As the shock begins to wear off from last Friday’s news of Mike Hein’s departure from the role of Ulster County executive, the election season has been thrust upon us far earlier than expected. There will now be an open seat at the top of what would have already been a crowded ballot sheet in November. While 2018 was a pivotal year for national politics, 2019 will be a hugely significant year for local politics.
In 2010 I interned in County Executive Hein’s office. Mr. Hein was in his first term of the newly created role, and I was in my first year out of college at SUNY New Paltz. I quickly learned how important the work was that executive’s office was undertaking.
While I spent my hours researching various and often minute aspects of county-run programs that would incrementally help trim excess spending, I could hear Mike’s voice as he paced around the office already doing what he would become known for over the course of the next decade: fighting entrenched interests to protect Ulster County’s residents and taxpayers. At that time, it was fighting New York City to put an end to the turbid water releases that were clogging the irrigation systems of area farmers.
We were working on nuts-and-bolts issues, and we were a team. There was no playbook for the role, and Mike expected everyone in his office to step up, even the intern on his first day in the office. A decade later as a result of Mike’s uncompromising focus, the county executive’s office has completely transformed the way county government runs. Some may argue about the merits of a centralized executive office, although more and more counties seem to be following this example, but no one can refute that the bar has been set very high as we consider who our next county executive might be.”
If you have unexpectedly found yourself, as I have, reflecting back on Mike Hein’s tenure as county executive, you might also find yourself jotting down a list of traits you’d like to see in his successor. Here’s mine:
Our next county executive should be someone who is ready to focus on local issues, always putting these before national politics. It would certainly be reasonable for the role to seem attractive to anyone who was a candidate in the whirling dervish of the 2018 election, especially for a candidate whose electoral prospects didn’t come to fruition. However, a platform that seeks to shoehorn national issues into a local spotlight would not be a platform that would serve best the people of Ulster County.
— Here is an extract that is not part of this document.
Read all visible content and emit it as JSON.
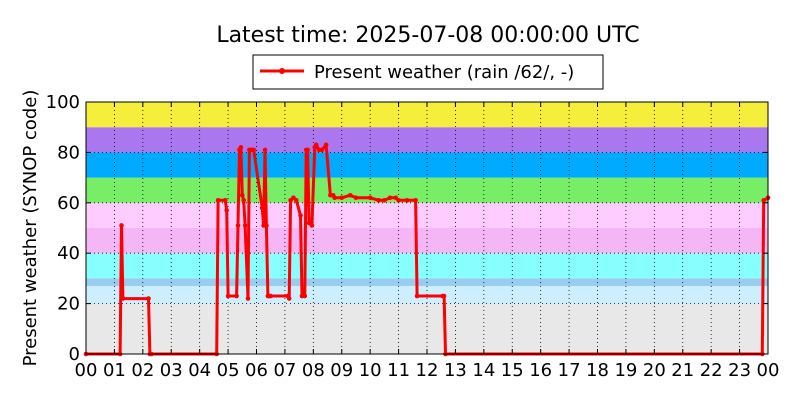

Our next county executive should be someone who has seen first hand the county services that our residents rely on. It should be someone who knows the stories of the homeless families that are placed in hotel rooms by the Department of Social Services on cold nights when there is no where else to turn, someone who will stay up at night thinking about the mother who will be able to drive to work via clear roads on a snowy day.
Our next county executive should be someone who appreciates the complex web of partners that actually deliver the services that the county provides. Though the county government directs and funds the safety net that protects our most vulnerable citizens, non-governmental agencies like Family of Woodstock play a crucial role in delivering the services that make up that safety net. Ulster County’s future will depend on more and stronger partnerships, and we need a leader who like Mike Hein understands that effective partnerships require constant effort and cultivation.
Our next county executive should be someone who is finally ready to put aside the tribalism that has haunted our county’s politics, and the Democratic Party in particular, for far too long. Like Trump reversing course on so many Obama-era policies, for a candidate to view this as opportunity for the pendulum to swing back the other way on a zero-sum battlefield would be to put politics above the people of Ulster County. A strong candidate will not refer to what they will undo from the previous administration, but will instead offer a vision of how to build upon a strong foundation. We should not focus on who will be the political winners and losers from factions of our community that have fought for years, but instead focus on how to make the people of Ulster County the ultimate winners from the county’s work.
Our next county executive should be someone who understands the complexity of the organization they are stepping in to lead. Setting aside the difference between a role in the executive branch of government and the legislative branch from a political-theory perspective, the county executive’s office is the core of a highly complex organization. While the calls decrying candidates who have or haven’t previously held public office have already begun, consider this: what we are talking about here is the chief executive of a $329 million organization, who is responsible for overseeing 25 departments and employing 1,300 people. The county executive is the CEO of the largest employer in Ulster County.
Mike Hein succeeded because his tenacity never wavered. For many, the indelible memory of his tenure may well be grand events like the recent ribbon-cutting of the Restorative Justice & Community Empowerment Center. While programs like that have the ability to completely transform lives, the moments I’ll never forget are a little different. I saw that same tenacity in a conversation one winter about Mike’s philosophical approach to road-plowing schedules and snow removal.
That ability to boldly pursue big ideas that change people’s lives while diligently executing our county’s vital day-to-day services is what we need in our next county executive.
The writer is president of Dragon360, which is a national marketing and consulting firm based on Kingston.